I suspect that any reply to this broad a question will always be rife with conjecture, but the reason for the convoluted word order is always a combination of the metrical cadence, and the effect that word order has on the listener. It is generally accepted that literature was usually read aloud in ancient Rome - we can even assume that lyrical poetry was (sometimes) sung, with some background music as well.
In a recitation, the order of words is much more important than when reading a text silently, since you can't go back and painstakingly puzzle back together the sentence. Since every word is read exactly once, in a fixed sequence, there is always a specific grammatical (and semantic) question being asked or answered with every word. In a language that has freedom in word order, it's something that can be played with by a skillful author, and it's something that an audience would appreciate if done well.
You also have to understand that, while word order was not as fixed as in many modern European languages, there was still a "default" word order to deviate from. While I'll not venture to go into many details, in general the word order in Latin was, in an unmarked sentence, preferrably Subject-Object-Verb (SOV). If we look at one of the most famous sentences in Roman literature (because most everyone who learns Latin in school has read it by age 15), that is not the case at all:
Gallia est omnis divisa in partes tres
Sub1 V1 Sub2 V2 ( Obj )
So omnis
is not next to its noun (this is called hyperbaton) and it splits the verb components, which are not at the end of the sentence. It is also usually so that a numeral (tres
) precedes its noun, which is not the case here. An unmarked sentence with the same meaning would be:
Omnis Gallia in tres partes divisa est
This was of course still understandable to the listener, or else a good writer would never have committed to this kind of word order. Of course the intended audience for this was native speakers of Latin, who had an enormous intuition for what was a regular sentence, and what were stylistically acceptable (and understandable) deviations. It seems to me like in those seven words, Caesar was saying from the get-go: "this is not some dreary campaign diary, this is Literature, so listen up !".
Making your sentences a bit of a puzzle forces the audience to listen to every word, and it's always possible that a word provides a resolution ("ah, here is the verb that ties everything together !") or an extra question ("why is there an adjective in the accusative feminine here ? I expected one in the genitive masculine !"). It is a useful exercise when reading Latin to try that once in a while, to hold still at every word and take stock of what you know of the sentence already.
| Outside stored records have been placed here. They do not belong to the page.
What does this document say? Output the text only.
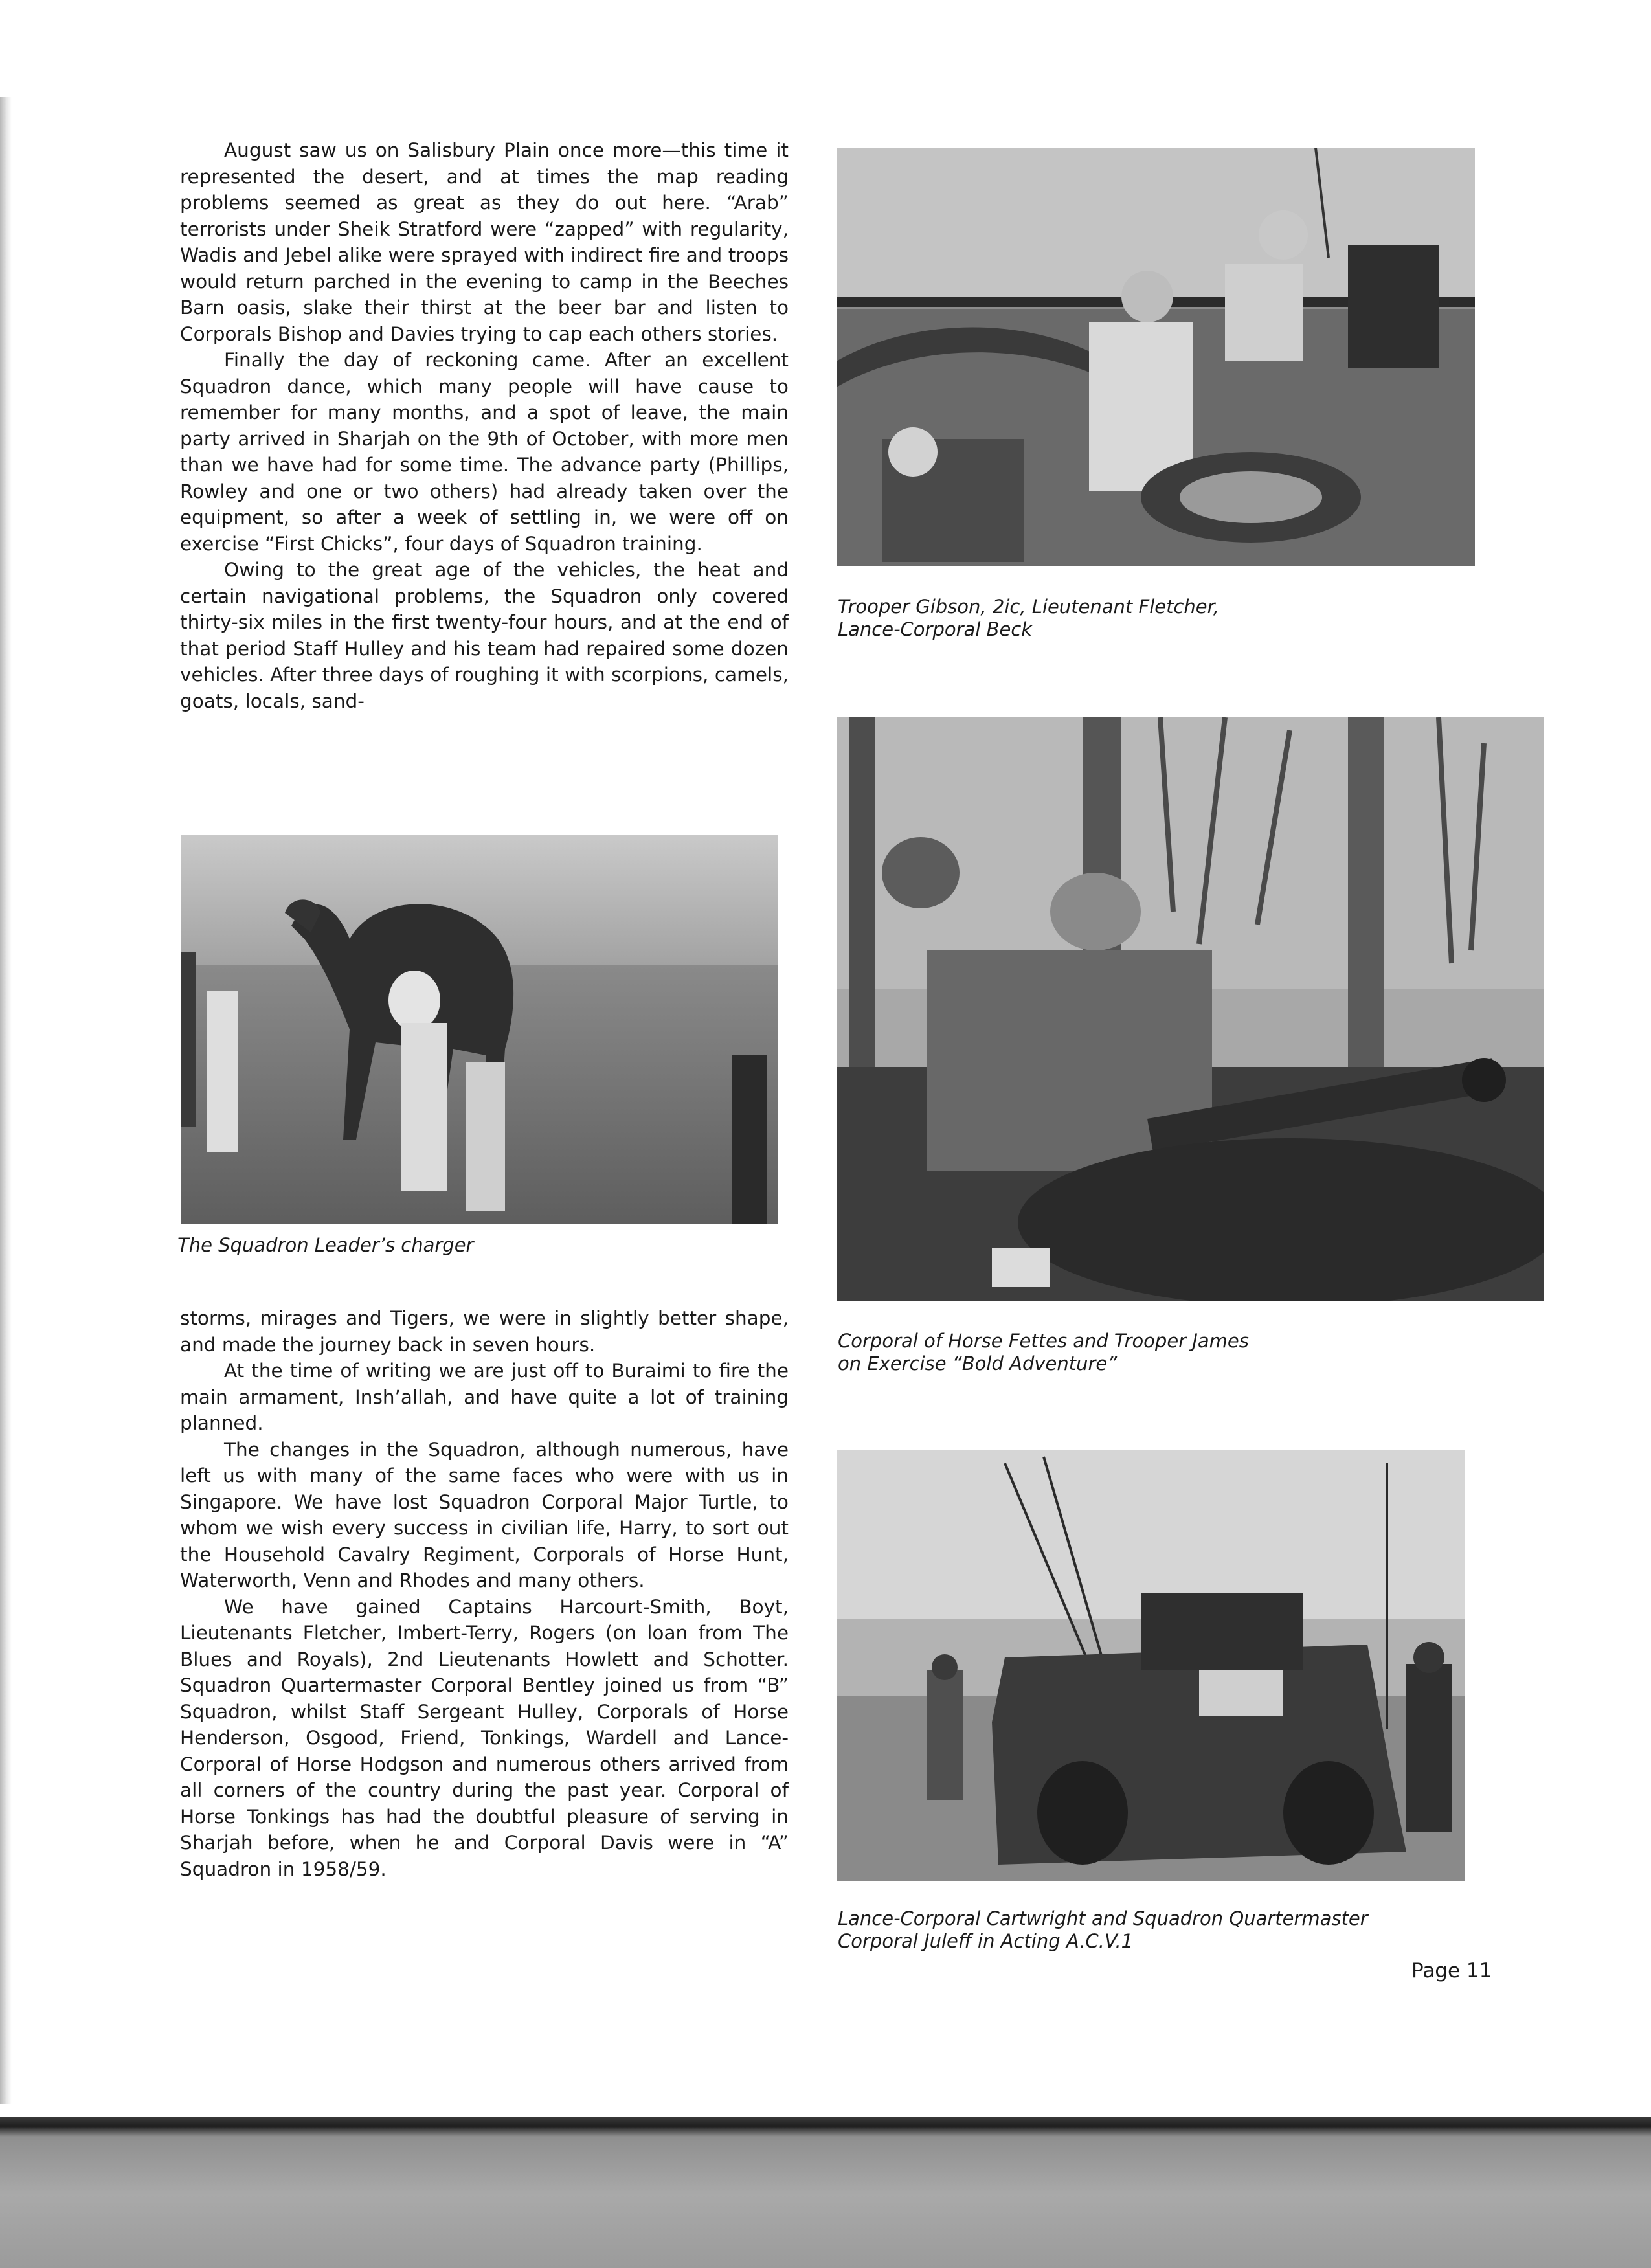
August saw us on Salisbury Plain once more—this time it represented the desert, and at times the map reading problems seemed as great as they do out here. “Arab” terrorists under Sheik Stratford were “zapped” with regularity, Wadis and Jebel alike were sprayed with indirect fire and troops would return parched in the evening to camp in the Beeches Barn oasis, slake their thirst at the beer bar and listen to Corporals Bishop and Davies trying to cap each others stories.

Finally the day of reckoning came. After an excellent Squadron dance, which many people will have cause to remember for many months, and a spot of leave, the main party arrived in Sharjah on the 9th of October, with more men than we have had for some time. The advance party (Phillips, Rowley and one or two others) had already taken over the equipment, so after a week of settling in, we were off on exercise “First Chicks”, four days of Squadron training.

Owing to the great age of the vehicles, the heat and certain navigational problems, the Squadron only covered thirty-six miles in the first twenty-four hours, and at the end of that period Staff Hulley and his team had repaired some dozen vehicles. After three days of roughing it with scorpions, camels, goats, locals, sand-

The Squadron Leader’s charger

storms, mirages and Tigers, we were in slightly better shape, and made the journey back in seven hours.

At the time of writing we are just off to Buraimi to fire the main armament, Insh’allah, and have quite a lot of training planned.

The changes in the Squadron, although numerous, have left us with many of the same faces who were with us in Singapore. We have lost Squadron Corporal Major Turtle, to whom we wish every success in civilian life, Harry, to sort out the Household Cavalry Regiment, Corporals of Horse Hunt, Waterworth, Venn and Rhodes and many others.

We have gained Captains Harcourt-Smith, Boyt, Lieutenants Fletcher, Imbert-Terry, Rogers (on loan from The Blues and Royals), 2nd Lieutenants Howlett and Schotter. Squadron Quartermaster Corporal Bentley joined us from “B” Squadron, whilst Staff Sergeant Hulley, Corporals of Horse Henderson, Osgood, Friend, Tonkings, Wardell and Lance-Corporal of Horse Hodgson and numerous others arrived from all corners of the country during the past year. Corporal of Horse Tonkings has had the doubtful pleasure of serving in Sharjah before, when he and Corporal Davis were in “A” Squadron in 1958/59.

Trooper Gibson, 2ic, Lieutenant Fletcher,
Lance-Corporal Beck
Corporal of Horse Fettes and Trooper James
on Exercise “Bold Adventure”
Lance-Corporal Cartwright and Squadron Quartermaster
Corporal Juleff in Acting A.C.V.1
Page 11
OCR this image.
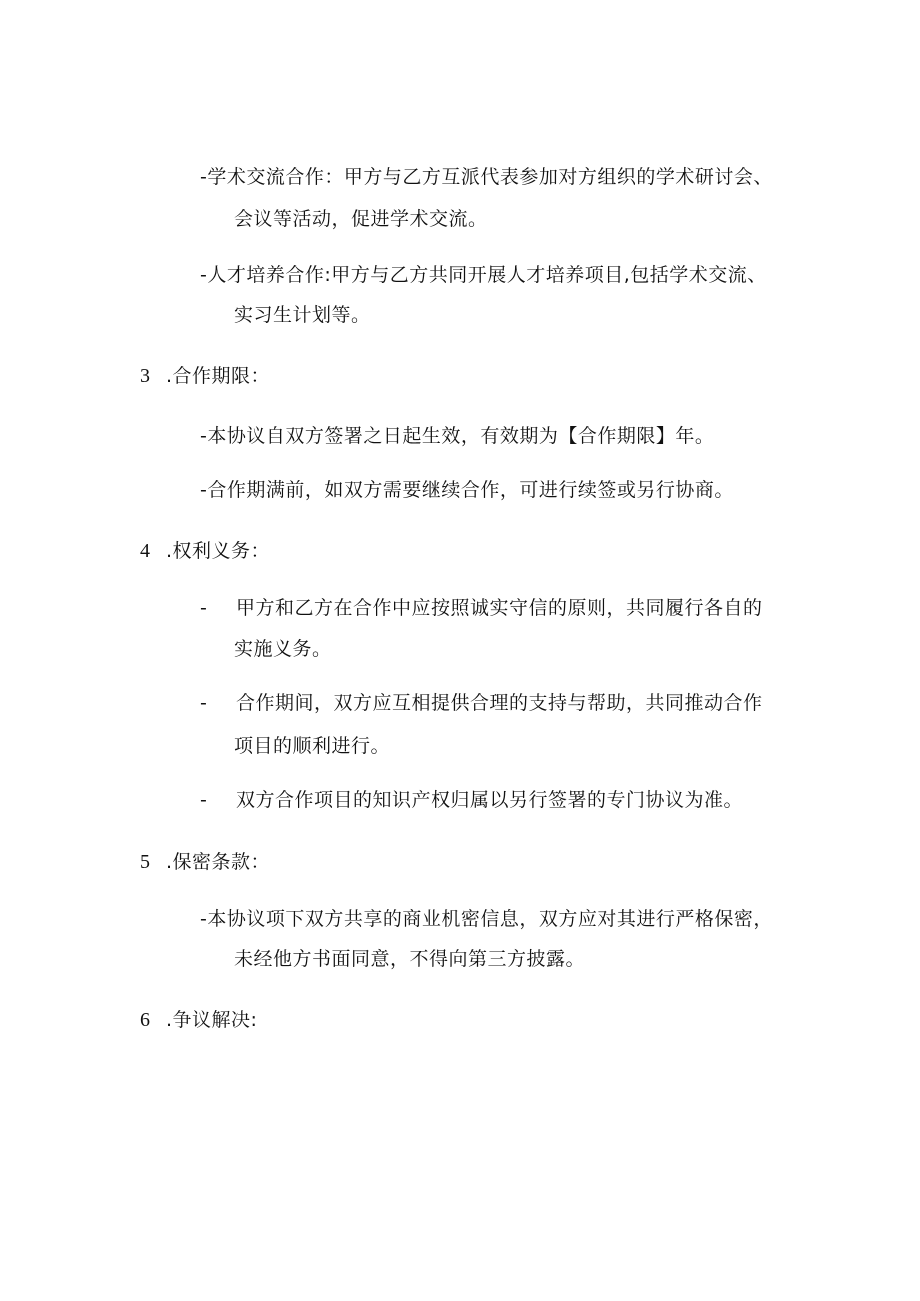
-学术交流合作：甲方与乙方互派代表参加对方组织的学术研讨会、
会议等活动，促进学术交流。
-人才培养合作:甲方与乙方共同开展人才培养项目,包括学术交流、
实习生计划等。
3 .合作期限：
-本协议自双方签署之日起生效，有效期为【合作期限】年。
-合作期满前，如双方需要继续合作，可进行续签或另行协商。
4 .权利义务：
- 甲方和乙方在合作中应按照诚实守信的原则，共同履行各自的
实施义务。
- 合作期间，双方应互相提供合理的支持与帮助，共同推动合作
项目的顺利进行。
- 双方合作项目的知识产权归属以另行签署的专门协议为准。
5 .保密条款：
-本协议项下双方共享的商业机密信息，双方应对其进行严格保密，
未经他方书面同意，不得向第三方披露。
6 .争议解决:
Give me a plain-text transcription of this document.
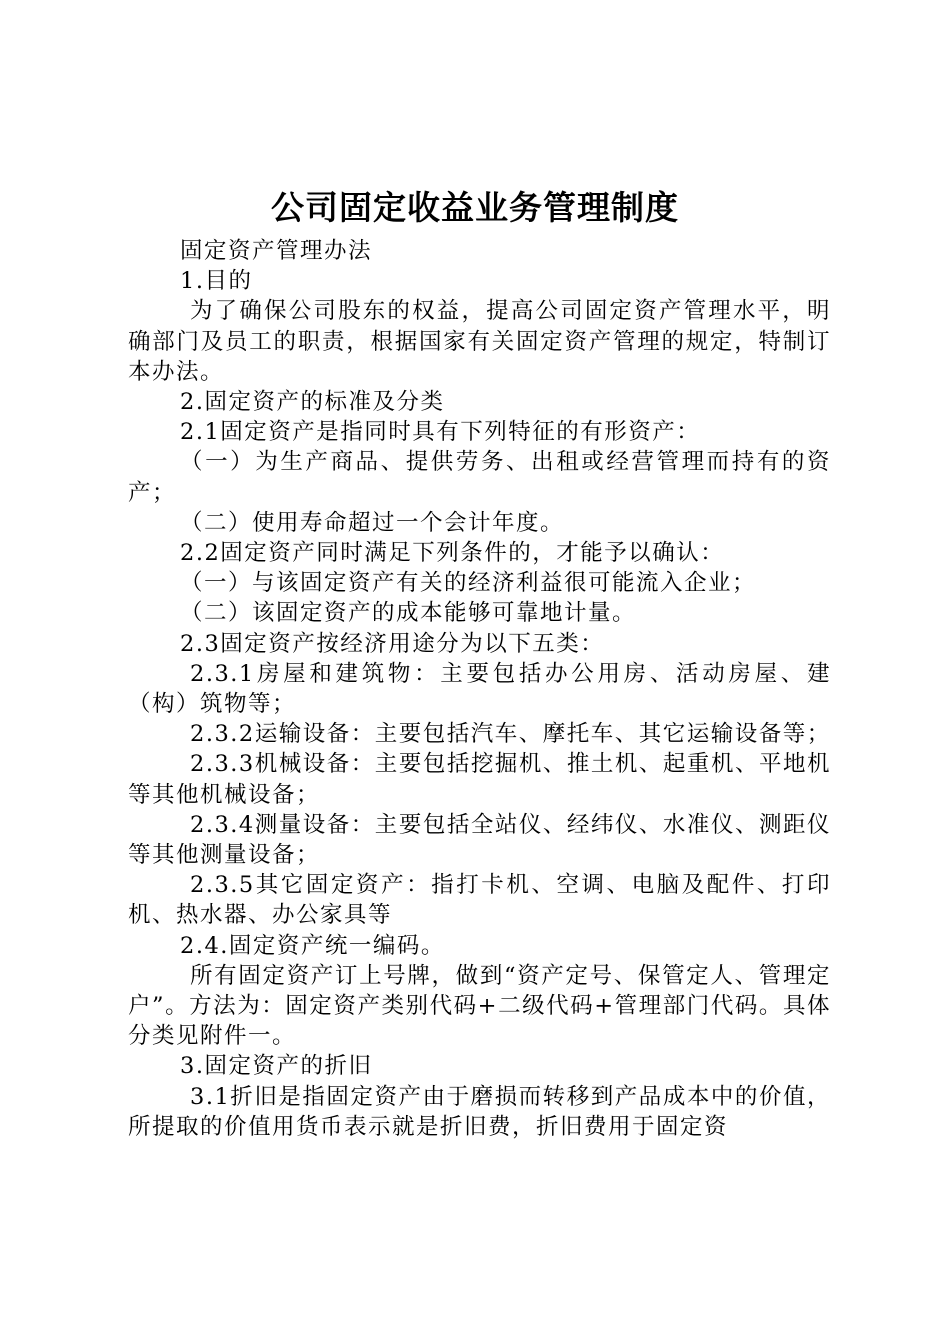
公司固定收益业务管理制度

固定资产管理办法

1.目的

为了确保公司股东的权益，提高公司固定资产管理水平，明确部门及员工的职责，根据国家有关固定资产管理的规定，特制订本办法。

2.固定资产的标准及分类

2.1固定资产是指同时具有下列特征的有形资产：

（一）为生产商品、提供劳务、出租或经营管理而持有的资产；

（二）使用寿命超过一个会计年度。

2.2固定资产同时满足下列条件的，才能予以确认：

（一）与该固定资产有关的经济利益很可能流入企业；

（二）该固定资产的成本能够可靠地计量。

2.3固定资产按经济用途分为以下五类：

2.3.1房屋和建筑物：主要包括办公用房、活动房屋、建（构）筑物等；

2.3.2运输设备：主要包括汽车、摩托车、其它运输设备等；

2.3.3机械设备：主要包括挖掘机、推土机、起重机、平地机等其他机械设备；

2.3.4测量设备：主要包括全站仪、经纬仪、水准仪、测距仪等其他测量设备；

2.3.5其它固定资产：指打卡机、空调、电脑及配件、打印机、热水器、办公家具等

2.4.固定资产统一编码。

所有固定资产订上号牌，做到“资产定号、保管定人、管理定户”。方法为：固定资产类别代码+二级代码+管理部门代码。具体分类见附件一。

3.固定资产的折旧

3.1折旧是指固定资产由于磨损而转移到产品成本中的价值，所提取的价值用货币表示就是折旧费，折旧费用于固定资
And since Latin by default puts its verb at the end of the sentence, you often can't tie the sentence fully together until the very last word.
EDIT
In poetry, there are of course more constraints from a metrical standpoint, but there are also opportunities. A verse is of a fixed length, and (although there has been considerable debate about how the boundary between verses was realized), there was definitely some sense in the audience what was the first word of the verse and which one was the last. These are marked positions, so if an author puts a word there - especially a word belonging on line X being put as the first word of line X+1 or vice versa (mutatis mutandis) - that is something that is noticed by the audience. It's an extra method of stressing specific meaning.